Chapter 11. Bioinformatics

by László Nyitray

Table of Contents

11.1. Introduction
11.2. Primary sequence and three-dimensional structure databases
11.2.1. GenBank
11.2.2. UniProt
11.2.3. Protein Data Bank (PDB)
11.3. Introduction to bioinformatics analysis of sequences
11.3.1. Bioinformatics tasks during molecular cloning
11.3.2. Sequence similarity search and sequence alignment
11.3.3. Bioinformatics analysis of protein sequences
11.4. Visualisation of protein structures by molecular graphics programs
11.4.1. RasMol
11.4.2. PyMOL
11.4.3. Jmol

11.1. Introduction

In the last decade, more biology-related information has accumulated than in the preceding two and a half thousand years of the history of science. This new surge of information mostly consists of nucleic acid and protein sequences, primarily due to the fact that DNA sequencing has become a routine technique after the recombinant DNA revolution. Bioinformatics has emerged as a new field at the interface of informatics and molecular biology in the mid-1980s, with the aim of storing and analysing the huge amount of data provided by DNA sequencing. Bioinformatics combines mathematical algorithms, computer sciences and statistics (i.e. informatics methods) to derive knowledge from computational analysis of experimental biological data. From a molecular biological perspective, bioinformatics mostly deals with the storage, retrieval, and analysis of nucleic acid and nucleic acid-derived amino acid sequences of proteins. It has several specific subfields. For instance, structural bioinformatics deals with the in silico analysis of the three-dimensional structure of macromolecules. Beyond sequencing, a massive amount of data is produced by many other so-called high-throughput (HTP) methods that can be managed only by bioinformatics. These HTP methods include, just to mention a few, gene expression analysis, electrophoresis and mass spectrometry that generate data to establish genetic, metabolic, signal transduction, protein-protein and other interaction pathways and networks.

Bioinformatics provides the core toolbox for the emerging new field of systems biology. Systems biology aims to understand biology by a holistic approach and is based, among other things, on the enormous datasets supplied by HTP methods. These approaches expand the traditional reductionist approach of molecular biology. The „omics” fields are part of system biology that started with genomics (the genome is the full complement of genetic material within an organism) followed by other fields of study, named using language neologisms as proteomics (large-scale study of the proteome, the full complement of proteins within an organism), transcriptomics (the transcriptome is a full complement of transcribed RNA within an organism or cell type or a physiological state of a particular cell), interactomics (study of the interactome, protein-protein interactions within an organism or cell). One could continue with an „omics” list to study the complete set of small-molecule metabolites (metabolome), the complete set of lipids (lipidome), the entire complement of carbohydrates (glycome), the full set of protein kinase enzymes (kinome) and so on.

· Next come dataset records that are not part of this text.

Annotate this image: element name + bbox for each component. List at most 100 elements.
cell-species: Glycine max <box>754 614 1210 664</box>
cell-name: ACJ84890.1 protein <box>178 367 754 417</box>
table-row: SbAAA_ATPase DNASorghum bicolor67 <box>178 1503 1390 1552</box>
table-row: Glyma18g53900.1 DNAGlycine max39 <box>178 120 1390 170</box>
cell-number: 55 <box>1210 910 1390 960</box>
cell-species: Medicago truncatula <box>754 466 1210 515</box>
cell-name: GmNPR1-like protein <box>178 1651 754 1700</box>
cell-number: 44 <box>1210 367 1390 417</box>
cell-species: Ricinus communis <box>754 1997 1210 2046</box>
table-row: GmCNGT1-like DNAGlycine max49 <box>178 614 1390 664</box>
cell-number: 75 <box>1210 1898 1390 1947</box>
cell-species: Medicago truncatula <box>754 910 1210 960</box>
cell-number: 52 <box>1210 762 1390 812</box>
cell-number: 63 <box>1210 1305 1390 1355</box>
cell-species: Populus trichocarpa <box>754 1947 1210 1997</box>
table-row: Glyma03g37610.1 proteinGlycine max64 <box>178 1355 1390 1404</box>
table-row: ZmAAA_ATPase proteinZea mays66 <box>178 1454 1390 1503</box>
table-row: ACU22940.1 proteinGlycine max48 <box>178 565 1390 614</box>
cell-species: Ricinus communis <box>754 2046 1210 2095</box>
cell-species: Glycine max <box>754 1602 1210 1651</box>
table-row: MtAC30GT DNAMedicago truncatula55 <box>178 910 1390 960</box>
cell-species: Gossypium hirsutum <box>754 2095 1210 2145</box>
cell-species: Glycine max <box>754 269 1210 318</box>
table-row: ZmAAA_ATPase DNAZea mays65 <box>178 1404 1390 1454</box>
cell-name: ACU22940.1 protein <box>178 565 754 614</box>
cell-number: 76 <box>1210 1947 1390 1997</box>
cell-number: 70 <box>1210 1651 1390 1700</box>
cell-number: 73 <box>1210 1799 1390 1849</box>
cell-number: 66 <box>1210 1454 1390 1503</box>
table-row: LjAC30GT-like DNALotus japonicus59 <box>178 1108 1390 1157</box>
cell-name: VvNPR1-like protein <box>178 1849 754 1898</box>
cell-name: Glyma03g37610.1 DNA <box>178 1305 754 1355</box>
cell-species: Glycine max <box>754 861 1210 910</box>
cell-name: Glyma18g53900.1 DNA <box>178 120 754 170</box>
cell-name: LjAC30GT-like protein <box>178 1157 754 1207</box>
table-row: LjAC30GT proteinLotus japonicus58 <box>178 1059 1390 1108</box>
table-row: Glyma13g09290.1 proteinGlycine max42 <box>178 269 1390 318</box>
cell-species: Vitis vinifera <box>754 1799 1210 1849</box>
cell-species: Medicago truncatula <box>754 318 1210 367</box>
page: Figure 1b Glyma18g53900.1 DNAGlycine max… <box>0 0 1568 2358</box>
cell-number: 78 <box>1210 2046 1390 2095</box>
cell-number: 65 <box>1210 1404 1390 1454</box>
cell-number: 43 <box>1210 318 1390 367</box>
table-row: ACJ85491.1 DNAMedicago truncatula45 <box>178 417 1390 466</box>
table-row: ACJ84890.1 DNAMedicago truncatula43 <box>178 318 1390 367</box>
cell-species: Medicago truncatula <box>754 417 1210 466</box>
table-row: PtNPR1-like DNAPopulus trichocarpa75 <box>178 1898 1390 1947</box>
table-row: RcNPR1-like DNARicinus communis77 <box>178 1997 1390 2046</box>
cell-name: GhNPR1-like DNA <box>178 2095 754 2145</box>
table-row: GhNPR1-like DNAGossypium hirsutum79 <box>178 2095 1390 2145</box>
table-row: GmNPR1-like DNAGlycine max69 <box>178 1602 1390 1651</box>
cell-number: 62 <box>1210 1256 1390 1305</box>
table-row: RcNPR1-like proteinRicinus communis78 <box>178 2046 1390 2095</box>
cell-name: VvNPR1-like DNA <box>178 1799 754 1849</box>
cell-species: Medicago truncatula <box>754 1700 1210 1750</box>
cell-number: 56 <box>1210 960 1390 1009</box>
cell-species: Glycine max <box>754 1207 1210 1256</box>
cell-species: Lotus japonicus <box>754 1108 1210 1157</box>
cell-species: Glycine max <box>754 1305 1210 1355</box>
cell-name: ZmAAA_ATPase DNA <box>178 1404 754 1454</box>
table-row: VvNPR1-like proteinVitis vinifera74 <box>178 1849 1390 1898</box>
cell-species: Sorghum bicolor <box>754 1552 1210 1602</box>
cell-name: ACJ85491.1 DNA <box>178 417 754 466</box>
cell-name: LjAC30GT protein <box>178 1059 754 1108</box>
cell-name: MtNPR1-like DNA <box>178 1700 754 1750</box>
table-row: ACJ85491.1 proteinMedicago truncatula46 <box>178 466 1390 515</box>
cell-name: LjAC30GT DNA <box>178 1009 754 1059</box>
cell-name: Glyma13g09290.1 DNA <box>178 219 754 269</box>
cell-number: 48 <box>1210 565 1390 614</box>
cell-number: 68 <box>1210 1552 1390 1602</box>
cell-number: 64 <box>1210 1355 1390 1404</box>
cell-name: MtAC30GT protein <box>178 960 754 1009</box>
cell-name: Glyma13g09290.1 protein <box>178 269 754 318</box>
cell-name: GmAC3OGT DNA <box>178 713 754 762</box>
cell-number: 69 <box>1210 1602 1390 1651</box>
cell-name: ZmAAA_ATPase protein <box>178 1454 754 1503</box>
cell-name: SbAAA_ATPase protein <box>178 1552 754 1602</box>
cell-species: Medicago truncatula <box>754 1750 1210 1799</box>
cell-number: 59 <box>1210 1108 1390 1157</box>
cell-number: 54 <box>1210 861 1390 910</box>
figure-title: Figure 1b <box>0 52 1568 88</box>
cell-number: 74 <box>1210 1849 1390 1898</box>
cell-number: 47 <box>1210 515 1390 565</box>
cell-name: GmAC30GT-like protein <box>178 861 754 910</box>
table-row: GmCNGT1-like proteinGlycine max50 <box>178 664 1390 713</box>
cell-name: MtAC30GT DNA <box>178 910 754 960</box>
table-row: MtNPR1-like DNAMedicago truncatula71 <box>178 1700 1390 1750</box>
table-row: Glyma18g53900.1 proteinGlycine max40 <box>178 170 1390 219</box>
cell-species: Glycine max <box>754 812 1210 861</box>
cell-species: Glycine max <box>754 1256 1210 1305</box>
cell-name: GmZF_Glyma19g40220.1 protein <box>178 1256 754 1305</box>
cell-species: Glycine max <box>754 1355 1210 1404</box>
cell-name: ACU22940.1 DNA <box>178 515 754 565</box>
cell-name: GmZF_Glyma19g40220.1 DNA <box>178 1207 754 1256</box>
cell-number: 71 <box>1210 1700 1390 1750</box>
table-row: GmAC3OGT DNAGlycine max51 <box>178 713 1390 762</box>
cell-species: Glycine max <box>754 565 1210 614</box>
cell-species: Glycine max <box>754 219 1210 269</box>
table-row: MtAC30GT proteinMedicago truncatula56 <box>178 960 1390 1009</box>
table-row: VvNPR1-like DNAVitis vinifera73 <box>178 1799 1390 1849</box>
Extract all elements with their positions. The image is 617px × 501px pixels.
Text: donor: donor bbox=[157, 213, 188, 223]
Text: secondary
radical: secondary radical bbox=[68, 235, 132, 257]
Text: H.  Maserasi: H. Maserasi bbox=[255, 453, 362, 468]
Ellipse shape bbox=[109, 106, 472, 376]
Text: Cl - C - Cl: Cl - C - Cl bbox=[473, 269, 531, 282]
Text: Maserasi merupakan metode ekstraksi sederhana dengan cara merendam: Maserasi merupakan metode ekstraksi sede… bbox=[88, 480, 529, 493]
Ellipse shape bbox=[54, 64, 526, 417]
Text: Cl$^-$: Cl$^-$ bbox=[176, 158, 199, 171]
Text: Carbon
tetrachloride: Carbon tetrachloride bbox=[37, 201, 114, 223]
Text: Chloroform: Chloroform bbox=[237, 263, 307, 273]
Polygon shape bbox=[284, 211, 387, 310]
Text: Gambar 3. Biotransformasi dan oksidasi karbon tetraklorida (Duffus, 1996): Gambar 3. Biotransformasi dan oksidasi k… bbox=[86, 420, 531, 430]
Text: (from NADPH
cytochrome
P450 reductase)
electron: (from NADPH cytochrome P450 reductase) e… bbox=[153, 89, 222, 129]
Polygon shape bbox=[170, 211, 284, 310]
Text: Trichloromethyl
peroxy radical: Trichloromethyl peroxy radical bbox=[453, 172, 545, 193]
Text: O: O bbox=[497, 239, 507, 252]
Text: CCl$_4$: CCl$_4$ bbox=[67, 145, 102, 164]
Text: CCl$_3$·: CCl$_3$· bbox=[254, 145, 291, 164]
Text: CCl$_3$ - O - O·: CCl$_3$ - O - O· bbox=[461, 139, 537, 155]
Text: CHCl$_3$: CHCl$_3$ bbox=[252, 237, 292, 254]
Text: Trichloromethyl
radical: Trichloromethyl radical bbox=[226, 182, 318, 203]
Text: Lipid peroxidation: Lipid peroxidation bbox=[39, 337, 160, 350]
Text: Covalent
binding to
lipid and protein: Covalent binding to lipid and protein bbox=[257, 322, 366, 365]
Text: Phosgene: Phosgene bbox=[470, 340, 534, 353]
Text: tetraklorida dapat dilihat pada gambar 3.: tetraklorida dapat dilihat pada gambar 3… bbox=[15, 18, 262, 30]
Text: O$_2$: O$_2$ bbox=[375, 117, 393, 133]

In this chapter, we will describe the so-called primary databases that contain nucleic acid and protein sequences as well as three-dimensional structures of macromolecules and their complexes. Moreover, we will give an introduction to in silico sequence (and structure) analysis. The role of bioinformatics in molecular cloning experiments (such as restriction mapping of DNA constructs, design of oligonucleotide primers) will be covered only briefly. (More details of recombinant DNA technological methods can be found in Chapter 10.) The first steps in sequence analysis are similarity searches and sequence alignments; programs to perform these analyses will be described. Data from sequence alignments can be used to construct phylogenetic trees and to infer evolutionary relationships among sequences (and among species). Principles of molecular evolution are not covered in this e-book. In silico methods will be discussed that are used to predict structural and functional motifs within nucleic acid and protein sequences. We must keep in mind that most of the sequence analysis data are predictions, and laboratory experiments should be conducted to validate them.

Although the three-dimensional structure (conformation) of a protein is determined by its amino acid sequence (recall the conclusive Anfinsen experiment proving that the polypeptide chain spontaneously folds into its native three-dimensional shape), currently this information can only be partially inferred from the sequence. Ab initio protein structure prediction is still in its infancy. On the contrary, the visualisation of protein conformation is a relatively simple task. If the atomic-resolution structure of a protein (or a nucleic acid or their complexes) has previously been determined (by X-ray crystallography, nuclear magnetic resonance spectroscopy or homology modelling), for its visualisation one needs a file containing the atomic coordinates of the structure and any of the several freely available molecular graphics programs to handle these coordinates. A few of the most popular such programs will be described at the end of this chapter. Practical problems and exercises in bioinformatics can be found in Chapter 12.